The con trick called ‘transitional fuels’.

Eden Energy, the Australian company looking to frack in old South Wales instead of New South Wales, is at the forefront of the movement to create and promote what are misleadingly termed ‘transitional fuels’ – such as hythane.
Hythane is 80% natural gas (shale gas or coal bed methane) and 20% hydrogen. This purports to be 15% more efficient in energy terms and 50% less polluting in terms of emissions. Where do they get the hydrogen from? They extract it from natural gas (shale gas or coal bed methane)!! Normally extracting hydrogen from natural gas produces harmful carbon dioxide emissions – Eden have pioneered a way of extracting some (almost certainly not all) of the carbon as a solid. All this is ‘sold’ as much cleaner than traditional coal/oil/gas burning – hence, they claim, a worthwhile transition away from the old dirty fuels before we eventually get clean renewables.
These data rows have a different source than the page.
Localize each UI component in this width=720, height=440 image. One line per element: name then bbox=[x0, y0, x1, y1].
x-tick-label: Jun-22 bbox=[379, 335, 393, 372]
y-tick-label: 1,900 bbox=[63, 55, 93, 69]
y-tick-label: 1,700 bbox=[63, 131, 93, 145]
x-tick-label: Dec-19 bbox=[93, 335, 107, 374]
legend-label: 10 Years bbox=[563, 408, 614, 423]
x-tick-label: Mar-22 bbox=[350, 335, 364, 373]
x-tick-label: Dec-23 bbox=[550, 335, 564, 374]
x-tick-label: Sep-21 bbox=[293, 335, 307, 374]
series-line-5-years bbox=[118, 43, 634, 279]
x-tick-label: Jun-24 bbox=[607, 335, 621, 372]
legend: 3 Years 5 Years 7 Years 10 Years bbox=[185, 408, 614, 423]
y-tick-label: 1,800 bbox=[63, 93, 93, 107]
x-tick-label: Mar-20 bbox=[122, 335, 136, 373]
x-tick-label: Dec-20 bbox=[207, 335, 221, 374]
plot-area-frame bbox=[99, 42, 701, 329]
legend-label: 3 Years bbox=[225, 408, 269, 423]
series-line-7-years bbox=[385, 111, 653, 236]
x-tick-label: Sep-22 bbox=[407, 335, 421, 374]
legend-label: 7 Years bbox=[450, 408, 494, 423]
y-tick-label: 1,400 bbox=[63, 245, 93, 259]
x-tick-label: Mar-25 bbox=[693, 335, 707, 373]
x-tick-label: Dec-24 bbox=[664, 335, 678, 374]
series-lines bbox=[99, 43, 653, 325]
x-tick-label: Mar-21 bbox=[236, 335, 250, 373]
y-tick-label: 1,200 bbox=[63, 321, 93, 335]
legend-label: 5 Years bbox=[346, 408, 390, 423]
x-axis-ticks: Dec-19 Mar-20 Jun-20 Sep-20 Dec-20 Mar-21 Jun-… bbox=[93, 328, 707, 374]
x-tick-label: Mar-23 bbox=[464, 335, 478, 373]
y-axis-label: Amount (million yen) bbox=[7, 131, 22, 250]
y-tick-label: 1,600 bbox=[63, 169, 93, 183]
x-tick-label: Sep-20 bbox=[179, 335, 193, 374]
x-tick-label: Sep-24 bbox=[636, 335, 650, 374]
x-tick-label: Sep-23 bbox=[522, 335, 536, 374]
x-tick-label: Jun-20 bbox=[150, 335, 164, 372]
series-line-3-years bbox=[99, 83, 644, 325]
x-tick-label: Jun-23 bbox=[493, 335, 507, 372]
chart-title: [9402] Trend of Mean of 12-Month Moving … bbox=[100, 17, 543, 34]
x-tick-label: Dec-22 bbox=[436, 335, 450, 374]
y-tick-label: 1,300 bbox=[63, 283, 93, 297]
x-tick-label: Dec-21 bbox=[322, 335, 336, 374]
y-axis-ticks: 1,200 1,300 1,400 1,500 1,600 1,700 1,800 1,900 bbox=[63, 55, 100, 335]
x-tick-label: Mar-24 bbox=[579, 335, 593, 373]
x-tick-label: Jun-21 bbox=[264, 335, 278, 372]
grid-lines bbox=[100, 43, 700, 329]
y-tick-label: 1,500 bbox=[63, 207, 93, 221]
This is, of course, one big con. Hythane relies 100% on (fracked) gas for its component elements and requires considerable energy and resources to create, and quite complex infrastructure (and energy) to transport, store and dispense. After all that, it remains essentially a fossil fuel that contributes green house gases when it is eventually burnt. Its total carbon footprint, like methane obtained from shale gas and CBM is likely to be significantly greater than sticking coal and oil into adjacent powers stations. This is before we even get on to the implications of fracking!!

So it is not even remotely a transition to a cleaner energy future. It is more a transition from big business making a fortune from one way of fueling internal combustion engines and thermal power stations, to another way of fueling internal combustion engines and thermal power stations. It is a way to a quicker and bigger buck than investing in the more sustainable renewables and associated technologies that have to be the real future – sooner or later. It will certainly be later, if Eden and all the frackers get their way.